The Book Industry Study Group (BISG) Annual Members Meeting took place on Friday in New York City. Here are a few updated stats that were presented by Kelly Gallagher, vp of publishing services for Bowker.
In August, e-books accounted for 5.8% of all unit sales compared to 2.8% at the beginning of 2010. The percentage of consumers likely to by an e-book in August was 16%, up from 13% in January, while figures in August showed that women now accounted for 68% of Kindle purchases.

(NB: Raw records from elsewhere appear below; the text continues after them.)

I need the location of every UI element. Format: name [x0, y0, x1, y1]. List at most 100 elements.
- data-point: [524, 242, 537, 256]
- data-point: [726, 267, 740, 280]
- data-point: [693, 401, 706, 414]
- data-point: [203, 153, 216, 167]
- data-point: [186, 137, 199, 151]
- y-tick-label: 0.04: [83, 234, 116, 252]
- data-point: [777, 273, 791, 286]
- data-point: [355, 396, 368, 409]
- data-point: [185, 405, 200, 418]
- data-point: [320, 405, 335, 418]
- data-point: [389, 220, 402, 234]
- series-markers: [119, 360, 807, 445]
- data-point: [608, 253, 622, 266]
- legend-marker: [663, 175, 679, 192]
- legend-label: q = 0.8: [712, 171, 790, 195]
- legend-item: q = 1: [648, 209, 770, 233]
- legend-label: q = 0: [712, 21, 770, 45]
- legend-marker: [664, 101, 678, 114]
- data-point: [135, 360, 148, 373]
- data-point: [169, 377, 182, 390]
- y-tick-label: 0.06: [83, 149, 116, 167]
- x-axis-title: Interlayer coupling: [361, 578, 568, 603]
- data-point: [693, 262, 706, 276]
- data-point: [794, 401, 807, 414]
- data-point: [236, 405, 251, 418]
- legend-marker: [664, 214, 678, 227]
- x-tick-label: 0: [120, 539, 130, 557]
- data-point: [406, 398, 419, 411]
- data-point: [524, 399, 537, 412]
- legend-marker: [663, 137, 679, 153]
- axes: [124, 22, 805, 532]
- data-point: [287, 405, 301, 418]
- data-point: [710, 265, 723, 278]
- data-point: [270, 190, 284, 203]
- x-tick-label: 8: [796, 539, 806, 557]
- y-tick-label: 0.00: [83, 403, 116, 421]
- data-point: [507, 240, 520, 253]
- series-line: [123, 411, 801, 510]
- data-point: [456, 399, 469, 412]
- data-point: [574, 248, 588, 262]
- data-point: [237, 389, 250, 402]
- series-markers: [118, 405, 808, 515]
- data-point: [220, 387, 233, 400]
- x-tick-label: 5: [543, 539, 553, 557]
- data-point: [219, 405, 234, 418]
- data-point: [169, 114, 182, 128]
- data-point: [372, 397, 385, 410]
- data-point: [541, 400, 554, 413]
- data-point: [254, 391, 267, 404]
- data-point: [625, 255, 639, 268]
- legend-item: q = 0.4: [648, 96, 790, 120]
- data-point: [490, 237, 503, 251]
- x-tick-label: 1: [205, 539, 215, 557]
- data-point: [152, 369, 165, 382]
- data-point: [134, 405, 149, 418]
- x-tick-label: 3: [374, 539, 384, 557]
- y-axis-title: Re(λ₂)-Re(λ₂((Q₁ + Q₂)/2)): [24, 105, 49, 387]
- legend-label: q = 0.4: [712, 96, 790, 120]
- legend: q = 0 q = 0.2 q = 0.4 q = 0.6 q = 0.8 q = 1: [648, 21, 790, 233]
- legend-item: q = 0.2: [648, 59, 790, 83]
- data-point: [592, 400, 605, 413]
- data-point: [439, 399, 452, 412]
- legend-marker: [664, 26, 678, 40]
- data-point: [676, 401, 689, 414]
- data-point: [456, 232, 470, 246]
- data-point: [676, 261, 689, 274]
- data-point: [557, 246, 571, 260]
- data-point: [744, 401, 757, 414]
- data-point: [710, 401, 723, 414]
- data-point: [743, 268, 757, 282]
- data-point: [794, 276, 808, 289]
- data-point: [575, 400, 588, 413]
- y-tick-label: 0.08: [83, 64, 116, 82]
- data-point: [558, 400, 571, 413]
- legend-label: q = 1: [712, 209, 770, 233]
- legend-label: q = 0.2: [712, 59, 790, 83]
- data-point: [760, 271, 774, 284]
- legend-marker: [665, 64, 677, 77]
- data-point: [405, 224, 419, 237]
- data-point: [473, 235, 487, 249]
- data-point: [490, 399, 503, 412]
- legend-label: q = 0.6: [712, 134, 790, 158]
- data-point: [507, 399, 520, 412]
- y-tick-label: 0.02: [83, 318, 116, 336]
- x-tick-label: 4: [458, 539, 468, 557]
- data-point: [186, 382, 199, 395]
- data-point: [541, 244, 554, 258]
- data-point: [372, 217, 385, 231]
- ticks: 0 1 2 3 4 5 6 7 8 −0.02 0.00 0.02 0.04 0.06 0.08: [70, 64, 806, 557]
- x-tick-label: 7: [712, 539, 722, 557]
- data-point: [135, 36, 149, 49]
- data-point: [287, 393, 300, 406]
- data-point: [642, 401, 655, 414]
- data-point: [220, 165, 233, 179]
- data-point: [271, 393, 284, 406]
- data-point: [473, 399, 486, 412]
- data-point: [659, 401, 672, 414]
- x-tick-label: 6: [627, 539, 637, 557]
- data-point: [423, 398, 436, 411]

Access the Complete PW Article
See Also: In this tweet from the BISG conference, Skip Prichard, the CEO of Ingram tells the audience that for every 100 hardcover books Amazon.com sells, they sell 143 e-books. Prichard also said that print will go on. He asks the audience, “Do you remember how email was going to create a paperless society?”
Via Resource Shelf
And do you remember when we used to print out our e-mails? It’s taken a while but computers (and communications) are now lowering paper consumption. Print may go on for a while, but it’ll be a declining share of the market.
Rob Preece
Publisher
I hate to disappoint .. but I do some work for a couple of companies that print out almost all of their emails. They are both contract engineering and hitec construction businesses. All contracts have about 10 – 15 big 4 ring folders each, and all relevant emails to each part of the contract (commercial, construction, technical etc.) get printed and filed in date order as a record…. paper paper everywhere ….
In a large university (Iowa) student population (spring 2010) 15 pages of print were generated for every hour of terminal use, almost half of that e-book (legacy). pages.
This figure is rising as is the trend to IT lab purchase of industrial printers.
This back side of e-book use is invisible as is any whole text print out by end users.